Friday, February 26, 2010

Promises worth keeping

A few simple promises form the backbone of the whole Team in Training concept. When all of the promises are kept, everything works and everyone ends up happy. However, if any of them are broken, the whole thing goes sour faster than milk left out on the porch in July.

Those promises are more or less as follows:
  1. The person signing up for Team in Training will raise money for blood cancer research.
  2. The Leukemia and Lymphoma Society will use that money responsibly to fund research and help patients.
  3. Team in Training will provide a support system to help the participant raise money and train safely for the race.
  4. The participant will do the best possible job of training so that he/she can successfully complete the race.
The best ideas are often very simple ones. Four promises between three different parties are the engine that makes Team in Training work.

I can't do much about #2, but my own research would seem to indicate that promise is being kept. Promise #3 is being kept. The Team in Training group's informed and helpful responses to my questions about long-run fueling proved that my coaches and teammates are an extremely valuable resource.

Promise #1 has been kept, thanks to at least 80 people (yes, 80, I counted!) out there who generously donated in response to a letter from me, or entered their dogs in my agility fun run last weekend, or bought raffle tickets and donated raffle prizes.

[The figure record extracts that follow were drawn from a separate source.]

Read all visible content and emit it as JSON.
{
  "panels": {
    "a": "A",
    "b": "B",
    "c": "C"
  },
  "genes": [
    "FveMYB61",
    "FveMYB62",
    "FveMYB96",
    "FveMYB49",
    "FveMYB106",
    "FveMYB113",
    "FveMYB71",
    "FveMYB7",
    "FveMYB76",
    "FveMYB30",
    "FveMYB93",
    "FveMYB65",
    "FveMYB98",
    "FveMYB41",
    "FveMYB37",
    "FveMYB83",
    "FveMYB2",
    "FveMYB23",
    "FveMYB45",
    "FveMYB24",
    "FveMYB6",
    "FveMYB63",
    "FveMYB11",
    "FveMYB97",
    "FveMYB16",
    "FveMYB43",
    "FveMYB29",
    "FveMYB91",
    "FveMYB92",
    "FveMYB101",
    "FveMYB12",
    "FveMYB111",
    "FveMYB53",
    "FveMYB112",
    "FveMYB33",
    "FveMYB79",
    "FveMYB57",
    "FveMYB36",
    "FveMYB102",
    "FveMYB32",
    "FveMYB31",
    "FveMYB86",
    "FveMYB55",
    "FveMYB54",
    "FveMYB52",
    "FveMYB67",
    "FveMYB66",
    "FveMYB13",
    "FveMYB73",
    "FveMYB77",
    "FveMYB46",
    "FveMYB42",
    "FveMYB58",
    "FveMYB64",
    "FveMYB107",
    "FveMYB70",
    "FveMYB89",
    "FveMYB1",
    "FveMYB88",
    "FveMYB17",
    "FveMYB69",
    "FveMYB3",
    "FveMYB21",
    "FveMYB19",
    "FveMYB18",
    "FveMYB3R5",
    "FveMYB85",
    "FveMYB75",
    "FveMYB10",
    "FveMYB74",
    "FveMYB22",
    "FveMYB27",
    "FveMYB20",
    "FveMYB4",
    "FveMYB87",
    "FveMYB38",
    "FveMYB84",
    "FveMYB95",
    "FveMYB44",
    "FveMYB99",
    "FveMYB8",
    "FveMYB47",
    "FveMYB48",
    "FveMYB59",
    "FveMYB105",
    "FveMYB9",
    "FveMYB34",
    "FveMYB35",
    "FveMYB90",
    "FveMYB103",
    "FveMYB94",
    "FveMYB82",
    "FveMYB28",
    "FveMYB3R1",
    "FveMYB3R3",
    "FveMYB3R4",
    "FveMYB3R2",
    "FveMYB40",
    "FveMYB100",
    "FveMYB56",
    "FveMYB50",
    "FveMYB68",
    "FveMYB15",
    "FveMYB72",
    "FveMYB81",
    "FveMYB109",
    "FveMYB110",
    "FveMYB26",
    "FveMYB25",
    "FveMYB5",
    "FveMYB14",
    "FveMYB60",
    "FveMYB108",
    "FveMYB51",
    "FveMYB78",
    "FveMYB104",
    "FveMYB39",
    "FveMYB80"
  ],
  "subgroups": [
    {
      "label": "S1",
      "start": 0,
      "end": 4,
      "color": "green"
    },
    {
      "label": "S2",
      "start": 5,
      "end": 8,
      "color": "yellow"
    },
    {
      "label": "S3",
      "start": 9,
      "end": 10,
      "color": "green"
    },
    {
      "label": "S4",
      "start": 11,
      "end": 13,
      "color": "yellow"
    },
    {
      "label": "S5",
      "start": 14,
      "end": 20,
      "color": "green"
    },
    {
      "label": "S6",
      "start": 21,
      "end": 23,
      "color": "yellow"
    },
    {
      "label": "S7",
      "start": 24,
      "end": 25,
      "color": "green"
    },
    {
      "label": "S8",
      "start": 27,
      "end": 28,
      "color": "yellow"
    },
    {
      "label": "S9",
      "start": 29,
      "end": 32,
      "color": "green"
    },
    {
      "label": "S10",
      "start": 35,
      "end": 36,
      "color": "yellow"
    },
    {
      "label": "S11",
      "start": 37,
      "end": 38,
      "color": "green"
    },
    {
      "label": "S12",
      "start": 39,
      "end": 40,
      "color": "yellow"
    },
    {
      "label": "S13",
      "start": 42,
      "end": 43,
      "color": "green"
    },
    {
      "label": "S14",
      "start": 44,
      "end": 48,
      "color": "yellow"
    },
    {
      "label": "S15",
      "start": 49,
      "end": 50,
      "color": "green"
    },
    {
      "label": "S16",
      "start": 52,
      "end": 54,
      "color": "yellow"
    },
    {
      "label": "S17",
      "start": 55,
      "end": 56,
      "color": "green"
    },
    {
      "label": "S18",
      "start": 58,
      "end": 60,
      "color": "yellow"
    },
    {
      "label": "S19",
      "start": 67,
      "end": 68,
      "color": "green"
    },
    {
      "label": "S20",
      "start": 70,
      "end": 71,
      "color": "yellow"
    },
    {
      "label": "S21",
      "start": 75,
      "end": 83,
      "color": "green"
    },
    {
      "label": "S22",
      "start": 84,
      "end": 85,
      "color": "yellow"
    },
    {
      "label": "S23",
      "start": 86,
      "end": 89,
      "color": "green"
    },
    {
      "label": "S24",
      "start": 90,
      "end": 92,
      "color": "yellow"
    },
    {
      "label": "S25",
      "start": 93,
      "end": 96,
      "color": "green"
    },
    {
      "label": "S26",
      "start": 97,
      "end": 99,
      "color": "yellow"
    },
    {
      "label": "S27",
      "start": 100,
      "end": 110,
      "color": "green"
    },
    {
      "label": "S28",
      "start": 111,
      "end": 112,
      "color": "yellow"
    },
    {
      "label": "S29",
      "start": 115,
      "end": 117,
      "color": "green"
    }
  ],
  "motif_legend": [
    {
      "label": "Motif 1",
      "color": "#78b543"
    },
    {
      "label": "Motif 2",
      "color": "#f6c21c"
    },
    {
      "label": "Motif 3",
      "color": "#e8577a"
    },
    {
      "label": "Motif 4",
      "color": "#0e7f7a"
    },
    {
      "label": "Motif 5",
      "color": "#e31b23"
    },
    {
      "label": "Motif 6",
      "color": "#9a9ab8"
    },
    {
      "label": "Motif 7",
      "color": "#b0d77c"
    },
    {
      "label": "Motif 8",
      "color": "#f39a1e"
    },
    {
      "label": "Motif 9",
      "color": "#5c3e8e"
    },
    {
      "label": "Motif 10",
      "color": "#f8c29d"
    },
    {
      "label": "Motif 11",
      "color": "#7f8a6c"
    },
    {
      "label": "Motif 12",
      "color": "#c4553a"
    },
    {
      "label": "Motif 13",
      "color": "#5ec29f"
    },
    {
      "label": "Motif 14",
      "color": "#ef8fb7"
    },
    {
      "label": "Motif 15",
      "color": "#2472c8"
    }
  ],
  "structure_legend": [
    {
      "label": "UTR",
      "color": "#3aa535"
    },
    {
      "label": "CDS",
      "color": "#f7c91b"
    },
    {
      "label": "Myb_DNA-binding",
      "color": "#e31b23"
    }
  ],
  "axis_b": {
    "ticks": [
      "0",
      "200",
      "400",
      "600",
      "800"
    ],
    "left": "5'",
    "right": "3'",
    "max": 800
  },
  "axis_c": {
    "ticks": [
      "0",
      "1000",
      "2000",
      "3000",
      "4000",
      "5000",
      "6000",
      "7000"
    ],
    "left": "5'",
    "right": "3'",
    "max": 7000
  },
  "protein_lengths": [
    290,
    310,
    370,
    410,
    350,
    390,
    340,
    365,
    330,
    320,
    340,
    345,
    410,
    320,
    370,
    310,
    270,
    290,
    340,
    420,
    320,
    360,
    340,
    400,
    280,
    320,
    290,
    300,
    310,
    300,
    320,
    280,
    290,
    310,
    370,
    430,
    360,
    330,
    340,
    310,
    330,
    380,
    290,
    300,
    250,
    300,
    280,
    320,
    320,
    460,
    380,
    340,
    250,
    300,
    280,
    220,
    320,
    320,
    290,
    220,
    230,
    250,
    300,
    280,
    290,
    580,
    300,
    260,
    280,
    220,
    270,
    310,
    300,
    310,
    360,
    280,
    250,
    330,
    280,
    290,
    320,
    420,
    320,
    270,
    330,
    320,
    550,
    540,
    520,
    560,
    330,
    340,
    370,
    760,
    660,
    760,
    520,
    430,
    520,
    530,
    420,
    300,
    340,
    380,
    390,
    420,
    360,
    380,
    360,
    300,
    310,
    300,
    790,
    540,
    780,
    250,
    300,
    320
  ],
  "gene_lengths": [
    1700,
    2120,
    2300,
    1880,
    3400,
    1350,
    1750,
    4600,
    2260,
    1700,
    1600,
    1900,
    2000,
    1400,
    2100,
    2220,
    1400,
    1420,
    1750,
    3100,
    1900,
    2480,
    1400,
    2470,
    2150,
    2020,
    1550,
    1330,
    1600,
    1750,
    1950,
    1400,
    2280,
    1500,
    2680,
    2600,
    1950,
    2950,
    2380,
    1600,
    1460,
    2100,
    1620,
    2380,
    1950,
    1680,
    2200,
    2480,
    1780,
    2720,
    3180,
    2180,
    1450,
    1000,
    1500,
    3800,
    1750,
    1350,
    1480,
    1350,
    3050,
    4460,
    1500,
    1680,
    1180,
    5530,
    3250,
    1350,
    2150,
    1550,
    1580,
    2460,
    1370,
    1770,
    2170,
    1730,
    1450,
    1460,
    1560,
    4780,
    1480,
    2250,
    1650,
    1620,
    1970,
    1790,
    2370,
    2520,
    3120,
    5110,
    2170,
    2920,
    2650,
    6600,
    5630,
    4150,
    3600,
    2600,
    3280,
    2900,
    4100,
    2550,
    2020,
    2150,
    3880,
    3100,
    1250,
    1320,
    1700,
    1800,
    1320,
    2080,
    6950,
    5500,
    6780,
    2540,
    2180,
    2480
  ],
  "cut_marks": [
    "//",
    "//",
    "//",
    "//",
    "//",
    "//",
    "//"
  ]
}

When the donation meter finally catches up with everything I've sent in, it should read $3,563.69. That includes the final total of $1,713.19 raised from all sources from last weekend's agility fundraiser and an additional $35.00 check I just received.

So it's not so much that I kept promise #1--all of you out there banded together and delivered it to me, a package full of caring generosity tied with a ribbon of compassion and handed down the line from one person to the next like water on a bucket brigade, until it was full to overflowing and placed gently in my arms. Along the way, you told me about your colleagues, your parents, your grandmas, your sisters and brothers, your husbands and wives who battled blood cancer and won, or fought bravely and lost, and now I carry all their names and stories entwined with my own. All of them, and all of you, run with me now.

The final promise is mine and mine alone. I must keep the promise that made me embark on this journey in the first place--a promise to my mother, to all of you, and to everyone you honor and remember: to gift the absolute best that my body, mind, and spirit can deliver over 13.1 miles of pavement in salute on a misty May morning. Make no mistake, that is precisely what it is: a salute, and one I am proud to give. I must do justice to your kindness, your generosity, and your faith in me and my cause by making sure I toe the starting line just 78 days from now. I must train as intelligently and diligently as possible, for as John Bingham so helpfully points out, you cannot make it to the finish line unless you first make it to the starting line. True enough.

To get to the starting line, I have to take the best possible care of myself, for there are at least 80 of you who now own a piece of me. Some good examples of what that means:
  • No more working until midnight.
  • No more weekend agility after March 7.
  • No staying up late playing around on Facebook or the Internet.
  • Eating as much fuel as possible and as little junk as possible.
  • Listening carefully to my body and being prepared to cut back or skip a workout if I am excessively fatigued or achy, or if I am sick or injured.
  • Putting my full attention and concentration into every workout. No half-assed phoning it in.
  • Eating and drinking for optimal fueling before, during, and after each workout. (I so broke that promise yesterday! Sorry.)
  • Managing my time properly so I never have to skip a workout because I can't fit it into my schedule.
  • Doing all stretches prescribed by my osteopath each and every day and icing any problem spots as necessary.
  • Getting professional help pronto if I have a problem that does not resolve quickly.
You came through for me. Now it is my turn to come through for you.

Ten rules to live by, 78 days to go...and one promise to keep.